Labor Department Plans to Update Prevailing Wage Regulations
Significant changes include an older “prevailing wage” definition and incorporation by operation of law.
The US Department of Labor has revealed its plan to update the Davis-Bacon and Related Acts (DBRA) that affect “contractors and subcontractors performing on federally funded or assisted contracts,” according to the agency. The effect could increase wage rates for such projects by reinstituting an older “prevailing wage” definition and by incorporation of an “operation of law” standard. Commercial construction is already under pressure from supply chain constraints and scarcity of labor.
“There are 71 DBRA laws applicable to federal and federally assisted construction projects that require the payment of locally prevailing wage rates for 1.2 million U.S. construction workers,” the Labor Department noted. “The requirements currently cover approximately $217 billion in federal spending on construction each year.”

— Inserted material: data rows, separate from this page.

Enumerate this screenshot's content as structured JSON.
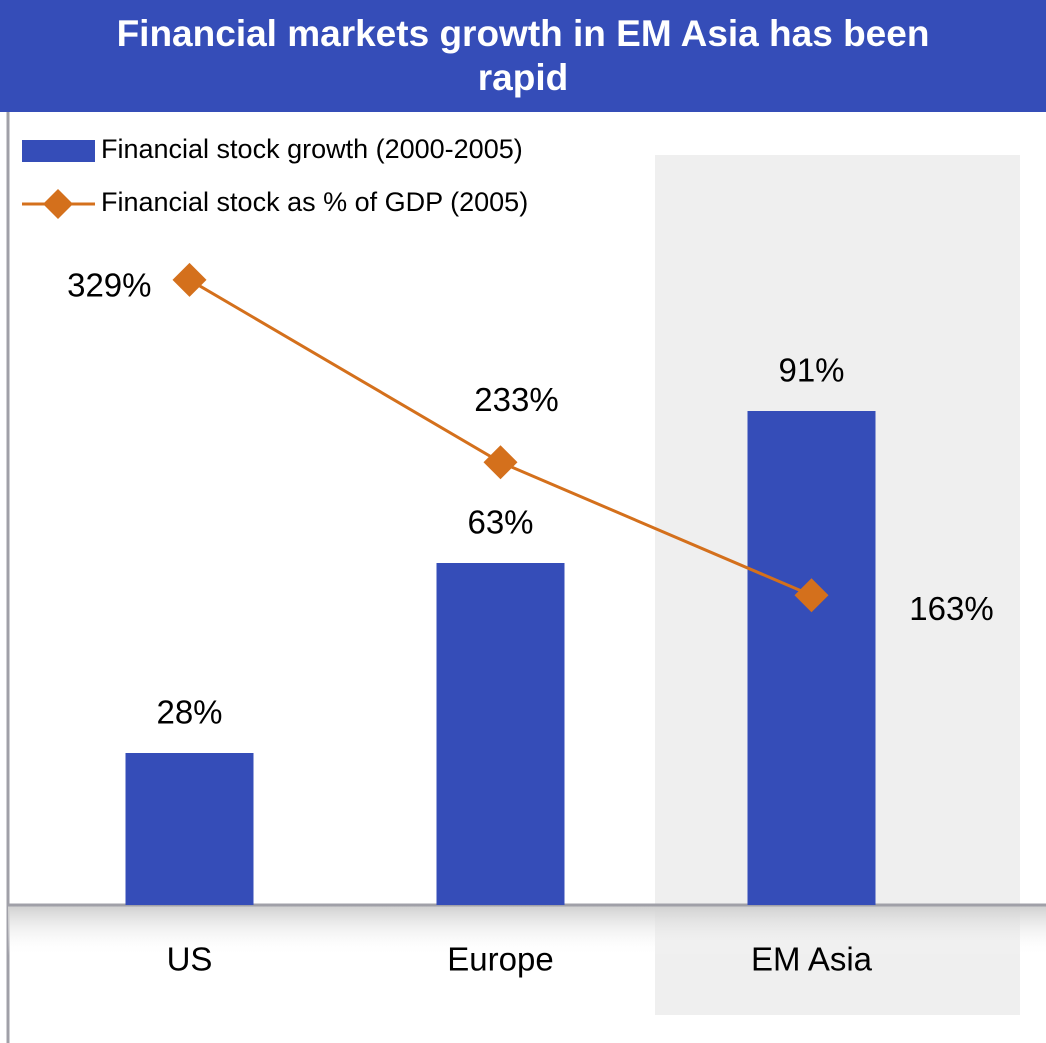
{
  "chart_data": {
    "type": "bar-line",
    "title": "Financial markets growth in EM Asia has been rapid",
    "categories": [
      "US",
      "Europe",
      "EM Asia"
    ],
    "series": [
      {
        "name": "Financial stock growth (2000-2005)",
        "type": "bar",
        "color": "#354db8",
        "values": [
          28,
          63,
          91
        ],
        "value_labels": [
          "28%",
          "63%",
          "91%"
        ]
      },
      {
        "name": "Financial stock as % of GDP (2005)",
        "type": "line",
        "axis": "y2",
        "color": "#d4701c",
        "values": [
          329,
          233,
          163
        ],
        "value_labels": [
          "329%",
          "233%",
          "163%"
        ]
      }
    ],
    "ylim": [
      0,
      140
    ],
    "y2lim": [
      0,
      400
    ],
    "legend": "top-left",
    "grid": false
  }
}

Some CRE groups like the National Multifamily Housing Council have already indicated their opposition to the proposal.
The Biden administration has charted a course to strengthen the hands of unions. So far, it has faced a series of defeats in Congress. A slim Democratic majority failed to pass the PRO Act, which would significantly strengthen labor organization, or establish a $15 federal minimum wage, which would trigger wage escalator clauses in many union contracts.
That has left the White House to attempt shifts in administrative rules to gain ground in other ways. One attempt was for the Labor Department to rescind Trump-era rule-making that made independent contractor status under the Fair Labor Standards Act easier to achieve. However, on March 14, 2022, a federal judge reinstated the rule, saying that the current Labor Department has violated federal law in having first delayed the rule’s implementation and then rescinded it.
The current DBRA changes come under the same umbrella strategy. The Labor Department states, “The proposal seeks to speed up prevailing wage updates, creating several efficiencies in the current system and ensuring prevailing wage rates keep up with actual wages. Over time, this would mean higher wages for workers.”
One aspect of the proposal is a return to an older definition of prevailing wages. According to the law firm Bradley Arant Boult Cummings, the current definition requires that a wage is prevailing if paid to a majority of workers in a given classification on the required DOL wage survey. The older one said a wage was prevailing if 30% of the workers in the area received it.
Another aspect of the rule would be that rather than being included in contracts, DBRA changes would be treated as an “operation of law,” which would mean they apply automatically, whether in a contract or ordered by a court. According to the law firm Covington and Burling, this would be the “most significant.”
“This change may create potential complications for some contractors,” wrote lawyers for the firm. “As a general matter, the DBA’s statutory coverage is very broad—it applies to all contracts above $2000 that concern the construction, alteration, or repair of a ‘public building’ or ‘public work.’ This language has been interpreted to encompass a wide variety of project types—ranging from the construction of new bridges to landscaping projects or even the painting of mailboxes and in some instances the Department can read the DBA as applicable even beyond its intended broad reach.
For example, in one case, it argued (unsuccessfully) that the DBA applied to the CityCenter development in Washington, DC, despite the facts that (a) the project was privately funded; and (b) neither the federal government nor the District government were a party to the construction contract. Moreover, the DBA does not apply only to contracts with the federal government—it also may be applied, under the so-called “Related Acts,” to federally-financed construction, including, for example, state or local construction contracts that are funded with federal grant money.